Enfin, les enseignants ne doivent pas négliger l’actualité et les médias (journaux, télévision, Internet...) qui constituent une source de motivation permettant de s’interroger sur de multiples aspects de la vie.

 


Expérimenter… avec une télécommande !

Un simple objet du quotidien peut être une source de questionnement qui peut déboucher sur des activités expérimentales propres à comprendre son fonctionnement.
Sans vous donner les solutions, pour vous inciter à vous lancer vous-même, en tant qu’enseignant ou animateur, dans une telle recherche, nous vous présentons une série de suggestions.
Pour cela, il vous suffit d’utiliser la télécommande de votre poste de télévision !

Dans quel sens faut-il diriger votre télécommande pour qu’elle soit la plus efficace, et pourquoi ?
Que se passe-t-il si vous interposez, entre vous et la TV, une feuille de papier, plusieurs feuilles de papier, du carton, une feuille d’aluminium, une vitre ou une plaque de métal ?
Pouvez-vous allumer votre télévision à partir d’une autre pièce ? Pouvez-vous intervenir sur le téléviseur de votre voisin ?
Si vous êtes à l’extérieur, jusqu’à quelle distance pouvez-vous allumer votre télévision ?
De quel angle pouvez-vous incliner la télécommande pour qu’elle reste encore opératoire ?
Que se passe-t-il si vous entourez votre télécommande avec un journal (en laissant l’extrémité dégagée) ?
Que ce passe-t-il si, derrière vous, il y a un miroir et que vous dirigez la télécommande vers lui ? Faites de même si le miroir se trouve sur le côté.
Mais, au fait, comment “marche” une télécommande ?

Quelles démarches de recherches pouvez-vous mettre en place pour répondre à quelques uns de ces problèmes ?”
Pourquoi ne se pose-t-on plus de questions sur les objets du quotidien ?

Si vous avez tenté de répondre à quelques unes des questions précédentes, analysez quelle démarche vous avez utilisée. Avez-vous fait des hypothèses ? Avez-vous imaginé des expériences pour les mettre à l’épreuve ? Quels sont les nouveaux problèmes que vous vous posez maintenant ? Comment pourriez-vous les résoudre ?

E si vous avez un téléphone portable, essayez d’expérimenter  pour exploiter au mieux ses potentialités !

1. Pour en savoir plus sur la démarche expérimentale, lire chapitre 1, A Giordan, Une didactique pour les sciences expérimentales, Belin, 1999.

2. Si l’on travaille sur un thème d’astrophysique, il est très difficile de faire une expérience.
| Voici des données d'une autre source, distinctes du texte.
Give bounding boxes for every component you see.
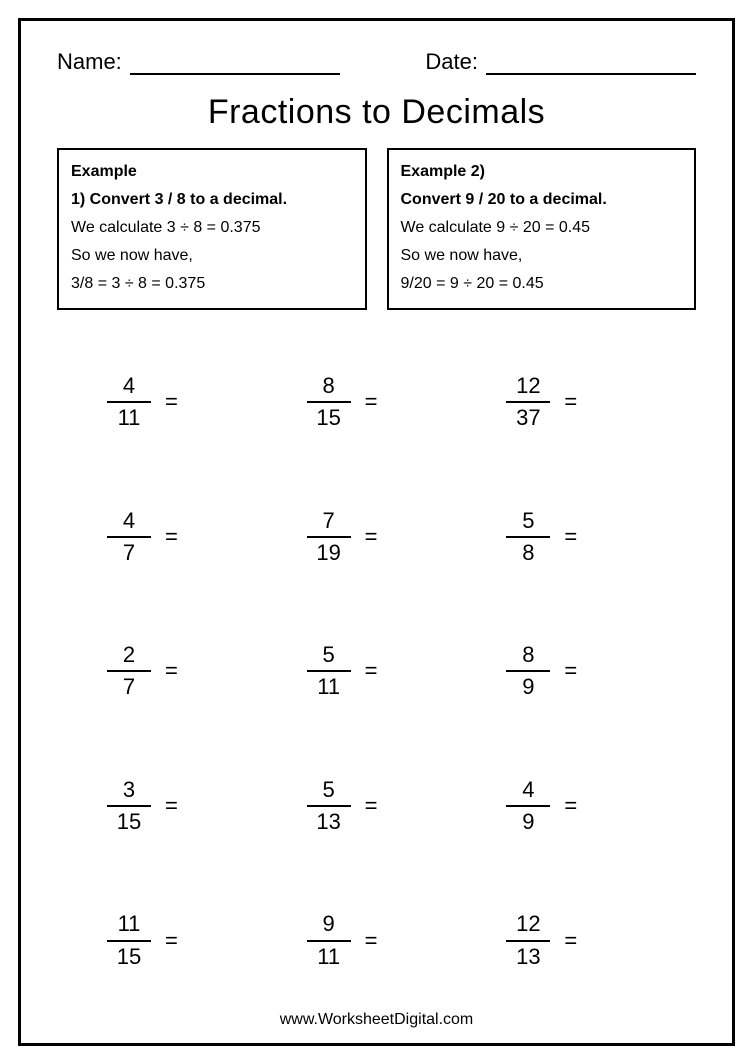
numerator: 5 (319, 642, 339, 670)
fraction: 49 (506, 777, 550, 836)
numerator: 8 (518, 642, 538, 670)
problem: 49 = (476, 744, 676, 869)
numerator: 2 (119, 642, 139, 670)
equals-sign: = (564, 524, 577, 550)
denominator: 11 (107, 401, 151, 431)
fraction: 911 (307, 911, 351, 970)
fraction: 511 (307, 642, 351, 701)
fraction: 411 (107, 373, 151, 432)
worksheet-page: Name: Date: Fractions to Decimals Exampl… (18, 18, 735, 1046)
denominator: 11 (307, 940, 351, 970)
problem: 47 = (77, 475, 277, 600)
denominator: 9 (506, 670, 550, 700)
example-2-line2: So we now have, (401, 242, 683, 270)
date-field: Date: (425, 49, 696, 75)
denominator: 13 (506, 940, 550, 970)
numerator: 11 (114, 911, 145, 939)
problem: 89 = (476, 609, 676, 734)
equals-sign: = (365, 928, 378, 954)
equals-sign: = (365, 389, 378, 415)
equals-sign: = (165, 658, 178, 684)
denominator: 15 (107, 805, 151, 835)
numerator: 3 (119, 777, 139, 805)
example-1-heading: Example (71, 158, 353, 186)
equals-sign: = (564, 658, 577, 684)
denominator: 7 (107, 670, 151, 700)
fraction: 1213 (506, 911, 550, 970)
denominator: 19 (307, 536, 351, 566)
denominator: 9 (506, 805, 550, 835)
denominator: 8 (506, 536, 550, 566)
problem: 315 = (77, 744, 277, 869)
numerator: 7 (319, 508, 339, 536)
equals-sign: = (165, 928, 178, 954)
fraction: 58 (506, 508, 550, 567)
denominator: 13 (307, 805, 351, 835)
problem: 513 = (277, 744, 477, 869)
numerator: 4 (119, 508, 139, 536)
example-1-line2: So we now have, (71, 242, 353, 270)
example-2-line1: We calculate 9 ÷ 20 = 0.45 (401, 214, 683, 242)
denominator: 7 (107, 536, 151, 566)
denominator: 37 (506, 401, 550, 431)
problem: 1213 = (476, 878, 676, 1003)
example-2-line3: 9/20 = 9 ÷ 20 = 0.45 (401, 270, 683, 298)
equals-sign: = (365, 793, 378, 819)
equals-sign: = (365, 524, 378, 550)
example-2-heading: Example 2) (401, 158, 683, 186)
name-field: Name: (57, 49, 340, 75)
equals-sign: = (564, 793, 577, 819)
fraction: 815 (307, 373, 351, 432)
date-blank[interactable] (486, 53, 696, 75)
equals-sign: = (365, 658, 378, 684)
problem: 1237 = (476, 340, 676, 465)
problem: 27 = (77, 609, 277, 734)
problem: 1115 = (77, 878, 277, 1003)
fraction: 89 (506, 642, 550, 701)
problem: 411 = (77, 340, 277, 465)
fraction: 47 (107, 508, 151, 567)
numerator: 5 (319, 777, 339, 805)
problem: 815 = (277, 340, 477, 465)
numerator: 8 (319, 373, 339, 401)
example-box-2: Example 2) Convert 9 / 20 to a decimal. … (387, 148, 697, 310)
fraction: 315 (107, 777, 151, 836)
example-1-line1: We calculate 3 ÷ 8 = 0.375 (71, 214, 353, 242)
name-blank[interactable] (130, 53, 340, 75)
page-title: Fractions to Decimals (57, 93, 696, 132)
fraction: 1115 (107, 911, 151, 970)
numerator: 4 (119, 373, 139, 401)
numerator: 9 (319, 911, 339, 939)
problem: 719 = (277, 475, 477, 600)
date-label: Date: (425, 49, 478, 75)
problem: 58 = (476, 475, 676, 600)
equals-sign: = (165, 793, 178, 819)
equals-sign: = (165, 524, 178, 550)
examples-row: Example 1) Convert 3 / 8 to a decimal. W… (57, 148, 696, 310)
numerator: 5 (518, 508, 538, 536)
problem: 511 = (277, 609, 477, 734)
header-row: Name: Date: (57, 49, 696, 75)
example-box-1: Example 1) Convert 3 / 8 to a decimal. W… (57, 148, 367, 310)
problem: 911 = (277, 878, 477, 1003)
fraction: 27 (107, 642, 151, 701)
example-1-line3: 3/8 = 3 ÷ 8 = 0.375 (71, 270, 353, 298)
fraction: 513 (307, 777, 351, 836)
numerator: 4 (518, 777, 538, 805)
denominator: 15 (107, 940, 151, 970)
numerator: 12 (512, 373, 544, 401)
equals-sign: = (165, 389, 178, 415)
denominator: 15 (307, 401, 351, 431)
fraction: 719 (307, 508, 351, 567)
equals-sign: = (564, 389, 577, 415)
problems-grid: 411= 815= 1237= 47= 719= 58= 27= 511= 89… (57, 340, 696, 1003)
example-1-prompt: 1) Convert 3 / 8 to a decimal. (71, 186, 353, 214)
fraction: 1237 (506, 373, 550, 432)
footer-credit: www.WorksheetDigital.com (57, 1011, 696, 1029)
example-2-prompt: Convert 9 / 20 to a decimal. (401, 186, 683, 214)
equals-sign: = (564, 928, 577, 954)
numerator: 12 (512, 911, 544, 939)
name-label: Name: (57, 49, 122, 75)
denominator: 11 (307, 670, 351, 700)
Comment agir sur les étoiles et les planètes !

3. Les élèves ne perçoivent pas toujours que le mot “hypothèse” n’a pas le même sens dans les sciences et en mathématiques. En mathématiques, une hypothèse est un postulat que l’on pose au départ et sur lequel on va raisonner.

4. Le rôle de l’enseignant est de donner aux enfants les clés pour s'en servir. Mobiliser les compétences particulières de lecture : initier à la recherche par thèmes, par mots-clés, par associations d'idées, par approximation sémantique ; faire utiliser les index, les sommaires, les glossaires, les fichiers ; habituer à consulter les dictionnaires, les encyclopédies, les ouvrages de vulgarisation scientifique. La tâche est ambitieuse !

5. Pour la formation des enseignants, lire Febvre M. et Giordan A., Maîtriser l’information scientifique et médicales, Delachaux, 1998.

6. Certes avec de jeunes enfants, on peut la limiter. Mais il serait erroné de la gommer. Ce serait d’entrée leur ancrer une conception frustre de la démarche scientifique.

7. Voir André Giordan et Christian Souchon, Une éducation pour l’environnement, Z’Editions, 1995.